Overige organische meststoffen
Bij voorjaarstoepassing van GFT-compost en groencompost kan een werkingscoëfficiënt van 15-20% respectievelijk 10-15% worden aangehouden. Bij herfst- en wintertoepassing kan een werking van 10-15% worden aangehouden in het volgend jaar voor GFT-compost en ca. 10% voor groencompost.
De stikstofwerking van N-arme (groen)composten (≤ 1,5% N in de organische stof) is nihil tot negatief. Negatief houdt in dat ze na toediening (tijdelijk) stikstof vastleggen. Voor N-arme (groen)composten kan een werking worden aangehouden van 0% tot -10%.
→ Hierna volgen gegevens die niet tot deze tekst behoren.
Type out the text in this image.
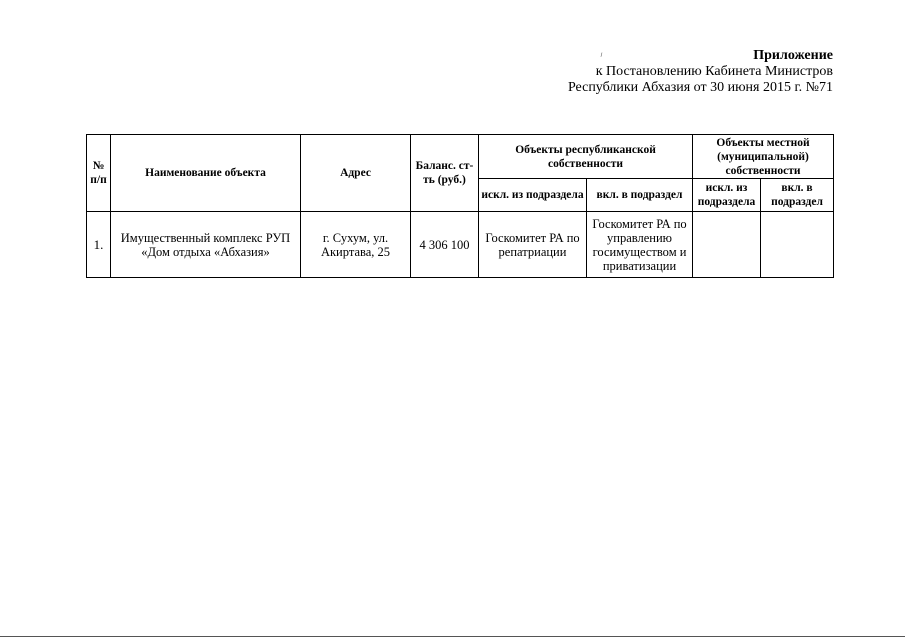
⸝	Приложение
к Постановлению Кабинета Министров
Республики Абхазия от 30 июня 2015 г. №71
№ п/п	Наименование объекта	Адрес	Баланс. ст-ть (руб.)	Объекты республиканской собственности		Объекты местной (муниципальной) собственности	
				искл. из подраздела	вкл. в подраздел	искл. из подраздела	вкл. в подраздел
1.	Имущественный комплекс РУП «Дом отдыха «Абхазия»	г. Сухум, ул. Акиртава, 25	4 306 100	Госкомитет РА по репатриации	Госкомитет РА по управлению госимуществом и приватизации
Voor steekvast en vloeibaar zuiveringsslib kan een werking worden aangehouden van respectievelijk 20-30% en 30-40%.
Fosfaat
De fosfaatwerking van dierlijke mest bedraagt bij éénjarige toepassing respectievelijk 60%, 100% en 70% voor rundveemest, varkensmest en kippenmest. Bij langjarige gebruik van mest kan een werking van 100% worden aangehouden.
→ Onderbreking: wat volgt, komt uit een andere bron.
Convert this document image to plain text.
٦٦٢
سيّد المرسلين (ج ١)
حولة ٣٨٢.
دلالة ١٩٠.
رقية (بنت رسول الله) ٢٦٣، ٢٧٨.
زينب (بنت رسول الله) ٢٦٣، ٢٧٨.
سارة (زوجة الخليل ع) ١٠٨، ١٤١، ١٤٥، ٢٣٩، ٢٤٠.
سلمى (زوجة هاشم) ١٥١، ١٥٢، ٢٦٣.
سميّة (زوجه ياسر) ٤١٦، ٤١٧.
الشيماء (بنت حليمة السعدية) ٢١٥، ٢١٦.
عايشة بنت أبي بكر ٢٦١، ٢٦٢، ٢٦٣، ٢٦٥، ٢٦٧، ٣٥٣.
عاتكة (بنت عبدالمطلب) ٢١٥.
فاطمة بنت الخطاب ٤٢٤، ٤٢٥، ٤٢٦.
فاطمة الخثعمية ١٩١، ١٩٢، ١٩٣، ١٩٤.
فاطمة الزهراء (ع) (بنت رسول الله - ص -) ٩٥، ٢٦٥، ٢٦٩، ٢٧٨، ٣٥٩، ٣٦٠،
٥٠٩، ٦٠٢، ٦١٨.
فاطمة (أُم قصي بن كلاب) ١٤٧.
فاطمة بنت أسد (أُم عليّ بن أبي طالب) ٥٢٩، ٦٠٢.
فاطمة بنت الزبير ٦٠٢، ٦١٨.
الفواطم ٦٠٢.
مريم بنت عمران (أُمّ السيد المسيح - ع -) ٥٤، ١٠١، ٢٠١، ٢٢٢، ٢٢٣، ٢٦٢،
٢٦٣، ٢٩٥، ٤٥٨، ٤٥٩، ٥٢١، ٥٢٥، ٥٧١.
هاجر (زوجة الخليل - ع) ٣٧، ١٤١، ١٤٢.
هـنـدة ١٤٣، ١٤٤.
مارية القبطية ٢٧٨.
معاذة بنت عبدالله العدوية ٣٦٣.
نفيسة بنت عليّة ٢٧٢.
Voor compost kan eveneens worden uitgegaan van een fosfaatwerking van 100% bij langjarige toepassing. In het eerste jaar wordt de werking geschat op 60-80%.
De werking van fosfaat in zuiveringsslib kan sterk variëren en ligt tussen de 40-100%. Dit hangt samen met de aanwezigheid en soort van defosfateringstrap. Over het algemeen wordt van een werkingscoëfficiënt van 50% uitgegaan voor het eerste jaar.
Kalium
Omdat kalium in opgeloste vorm aanwezig is in de vloeibare fase, is deze goed beschikbaar voor de plant. De kaliumwerking van organische mest bedraagt derhalve 100%.